Do not blindly retry every failure. Retrying an invalid API key or oversized context will not help. Retrying a rate limit or temporary network failure may help. Production systems usually add request timeouts, circuit breakers, fallback models, provider routing, and monitoring.

Also verify behavior when using OpenAI-compatible providers. “Compatible” rarely means identical. Test streaming behavior, supported parameters, usage reporting, rate limits, model names, role handling, and error shapes before you ship.

A simple engineering checklist helps:

  • Are API keys stored only in a .env file or a proper secrets manager?
  • Is .env listed in .gitignore?
  • Is there a committed .env.example file?
  • Are provider-specific headers documented in configuration?
  • Is the system prompt consistently placed at the top of the message list?
  • Do you have a mechanism such as /clear to manage context growth?
  • Is history trimmed before each request?
  • Is an output limit such as max_tokens set to prevent unbounded generation?
  • Are rate limits, authentication errors, context-length errors, and stream interruptions handled differently?
  • Have you verified that your provider handles streaming and usage metadata the way your code expects?
  • Are token usage, latency, and estimated cost visible during testing?

Project Walkthrough

Instead of printing the entire application here, open the Chapter 3 folder in the book’s GitHub repository.

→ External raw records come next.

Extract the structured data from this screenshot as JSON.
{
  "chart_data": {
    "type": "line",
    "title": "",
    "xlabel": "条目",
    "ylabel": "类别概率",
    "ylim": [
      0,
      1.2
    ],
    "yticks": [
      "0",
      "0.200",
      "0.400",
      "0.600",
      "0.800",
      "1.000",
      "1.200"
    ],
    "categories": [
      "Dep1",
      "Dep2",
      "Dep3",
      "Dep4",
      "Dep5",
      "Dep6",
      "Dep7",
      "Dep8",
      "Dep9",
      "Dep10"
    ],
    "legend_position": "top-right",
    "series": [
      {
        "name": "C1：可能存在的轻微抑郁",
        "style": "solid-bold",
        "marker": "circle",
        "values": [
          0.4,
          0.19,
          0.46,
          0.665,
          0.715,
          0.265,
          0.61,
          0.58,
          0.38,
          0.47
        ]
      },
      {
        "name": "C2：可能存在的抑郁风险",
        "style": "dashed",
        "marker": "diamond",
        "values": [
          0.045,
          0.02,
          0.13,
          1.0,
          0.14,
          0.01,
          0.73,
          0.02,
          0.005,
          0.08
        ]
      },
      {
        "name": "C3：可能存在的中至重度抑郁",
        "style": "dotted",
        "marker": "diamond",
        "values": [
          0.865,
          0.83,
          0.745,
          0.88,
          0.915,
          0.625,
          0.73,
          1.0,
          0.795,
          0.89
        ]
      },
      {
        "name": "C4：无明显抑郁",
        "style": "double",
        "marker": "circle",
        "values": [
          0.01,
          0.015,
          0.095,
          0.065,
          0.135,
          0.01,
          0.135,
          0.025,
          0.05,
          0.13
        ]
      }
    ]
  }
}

As you run the app locally, focus on how the snippets from this chapter fit together in one file:

  1. How chatbot.py loads the API key safely.
  2. How OPENAI_BASE_URL and OPENAI_MODEL redirect the same SDK to an OpenAI-compatible provider.
  3. How the while True loop keeps the message array alive in memory.
  4. How control commands such as /clear, /stats, and /exit change local state without calling the model.
  5. How the app trims message history before each request.
  6. How the streaming loop separates text chunks from metadata and usage chunks.
  7. How the final assistant reply gets appended back into messages.
  8. How runtime failures are caught and turned into usable CLI messages.

Capstone Project

Build a practical Telegram AI assistant bot. This is the Part 1 capstone because it combines the fundamentals from Chapters 1, 2, and 3: generation behavior, model selection, API configuration, message history, streaming or partial responses, context trimming, and runtime error handling.

Project brief:

Users message a Telegram bot.
The bot sends their message and recent conversation history to an LLM provider.
The model returns a concise assistant reply.
The bot sends the reply back to Telegram.
The system handles configuration, context growth, rate limits, and basic errors.

Requirements:

  • Store TELEGRAM_BOT_TOKEN, OPENAI_API_KEY, OPENAI_BASE_URL, and OPENAI_MODEL in .env.
  • Use an OpenAI-compatible chat-completions endpoint through the SDK.
  • Keep separate short message histories per Telegram chat ID.
  • Add Telegram commands:
    • /start to introduce the bot.
    • /clear to reset that chat’s message history.
    • /stats to show message count and basic token or request totals.
  • Trim old messages before each API call.
  • Set a maximum output token limit.
  • Use conservative decoding settings for assistant replies, such as low to moderate temperature.
  • Handle missing keys, Telegram API errors, LLM provider errors, rate limits, and context-length failures gracefully.
  • Log model name, chat ID, latency, token usage when available, and error type.
  • Do not store secrets in prompts or logs.

Optional upgrades:

  • Show a “typing…” action while the model is generating.
  • Add a simple per-user rate limit.
  • Add a fallback model if the default provider fails.
  • Persist chat history in SQLite instead of RAM.
  • Add a /model command that prints the current configured model.

Right now, the chatbot is still generic. If you ask it to behave like a narrow domain expert, or to produce strict JSON for another system, it will often drift or hallucinate. In the next chapter, we will look at prompt engineering, context engineering, and techniques for getting more structured outputs.